Jean-Benoît Nadeau

La presse anglophone (aux États-Unis comme au Canada et en Grande-Bretagne) s'autorise fréquemment à écrire des horreurs sur les Frogs qui ne passeraient pas du tout à propos des juifs, des noirs, des Mexicains ou des Indiens.
Un peu comme si la francophobie était le dernier préjugé acceptable.

L'affaire est d'autant mystérieuse qu'un grand nombre d'Américains, comme tous les anglophones d'ailleurs, manifestent en parallèle une espèce de francophilie sans retenue - même les plus xénophobes, ce qui est tout à fait paradoxal.
Personnellement, je m'y suis beaucoup frotté dans ma belle famille, dans les voyages et au travail.
J'ai mis plusieurs années à comprendre que cette posture puise sa source dans un vieux complexe.

La faute à Guillaume
L'affaire remonte à Guillaume le Conquérant, ce duc de Normandie qui prit de force la couronne d'Angleterre en 1066.
Son dialecte, le normand, et ceux de ses hommes (picard normand, françoys) n'auraient laissé aucune trace en Angleterre, n'eut été que Guillaume et ses successeurs régnèrent avec compétence.
Si bien que le françoys fut non seulement langue de cour pendant 350 ans, mais toute la noblesse anglaise, les fonctionnaires, les lettrés, la classe marchande se mirent au français.

Le latin de l'anglais
La marque la plus profonde de cette période : l'anglais est devenu, et de loin, la plus latine des langues germaniques.
Les linguistes débattent encore à savoir si le quart, le tiers ou la moitié du vocabulaire anglais fondamental provient de France. Selon la linguiste Henriette Walter, les étudiants qui lisent le plus aisément les textes en vieux français sont... les anglophones!
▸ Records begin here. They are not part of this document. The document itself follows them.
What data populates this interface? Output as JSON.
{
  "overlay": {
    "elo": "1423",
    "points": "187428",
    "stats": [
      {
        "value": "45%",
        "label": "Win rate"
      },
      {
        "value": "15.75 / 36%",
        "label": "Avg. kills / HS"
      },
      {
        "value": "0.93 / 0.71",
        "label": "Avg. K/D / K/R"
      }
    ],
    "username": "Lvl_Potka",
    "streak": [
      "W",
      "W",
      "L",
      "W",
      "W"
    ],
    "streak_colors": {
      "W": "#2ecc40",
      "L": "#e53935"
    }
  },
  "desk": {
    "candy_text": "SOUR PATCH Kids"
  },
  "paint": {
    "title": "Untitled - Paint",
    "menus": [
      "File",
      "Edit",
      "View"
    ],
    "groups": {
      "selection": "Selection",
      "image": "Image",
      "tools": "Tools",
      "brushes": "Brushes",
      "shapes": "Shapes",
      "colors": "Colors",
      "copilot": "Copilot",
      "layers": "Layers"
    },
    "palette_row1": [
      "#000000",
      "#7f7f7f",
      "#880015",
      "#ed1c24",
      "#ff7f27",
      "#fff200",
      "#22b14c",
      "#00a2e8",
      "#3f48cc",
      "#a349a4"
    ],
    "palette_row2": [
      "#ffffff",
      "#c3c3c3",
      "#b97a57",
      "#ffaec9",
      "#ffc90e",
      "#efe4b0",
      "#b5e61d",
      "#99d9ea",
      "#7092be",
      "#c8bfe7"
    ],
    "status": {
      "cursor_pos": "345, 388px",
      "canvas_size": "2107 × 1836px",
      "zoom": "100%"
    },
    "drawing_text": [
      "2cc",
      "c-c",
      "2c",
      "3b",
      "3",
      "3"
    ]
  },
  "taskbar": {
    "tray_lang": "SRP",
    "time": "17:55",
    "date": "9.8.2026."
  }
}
Pourquoi? Parce que des mots comme chalenge, plege, estriver et estancher ont disparu du vocabulaire français, mais sont restés en anglais, en tant que challenge, pledge, strive, et staunch (relation, défi, promesse, s'efforcer, dévoué), souvent dans leur sens d'origine.
Des mots qui ressemblent tout à fait à de l'anglais, comme mushroom, foreign, pedigree, budget, proud et view, sont en fait des termes romans prononcés à l'anglaise : mousseron (une sorte de champignon), forain (étranger), pied de grue (un symbole généalogique), bougette (bourse), prud (vaillant) et vëue (vue). Quant au fameux pudding, il vient du boudin français.
La langue anglaise a même figé des prononciations régionales : chasser, qui se prononçait chacier aux environs de Paris, mais cachier en Normandie, a produit chase (poursuivre) et catch (attraper).

Nationalisme linguistique
Cette marque linguistique n'est pas qu'anecdotique : elle s'est traduite par une réaction politique.
Entre 1159 et 1299, une longue querelle obligea l'aristocratie anglo-normande à prêter allégeance soit au roi d'Angleterre soit au roi de France. Ceux qui choisirent l'Angleterre se rapprochèrent des racines populaires locales, plaçant l'aristocratie anglo-normande sur la voie de l'assimilation à l'anglais.
Bref, en matière de langue et malgré l'influence du français, c'est le peuple anglais qui a gagné. La langue anglaise fut donc, en Angleterre, une manifestation profonde de la conscience nationale.
D'où l'insistance suspecte des savants à masquer l'influence française sous l'étiquette des latinates (latinismes). Le but étant, bien évidemment, de valoriser le côté germanique.

La couche cultivée
En dépit de ce nationalisme, le français demeura longtemps la langue des intellectuels et des gentilshommes, même dans les colonies anglaises.
La langue anglaise s'est d'ailleurs construite autour d'une double couche : la couche populaire, composée de mots germaniques, (begin, put up with, bother), et la couche érudite, diplomatique, savante, d'origine française, où l'on dit commence, tolerate, perturb.
La langue anglaise est truffée de milliers de doublets - des quasi-synonymes qui traduisent la même idée, sans avoir le même connoté. Même dans l'assiette : on ne mange ni pig, ni ox, ni calf, ni snail, mais du pork, du beef, du veal et des escargots !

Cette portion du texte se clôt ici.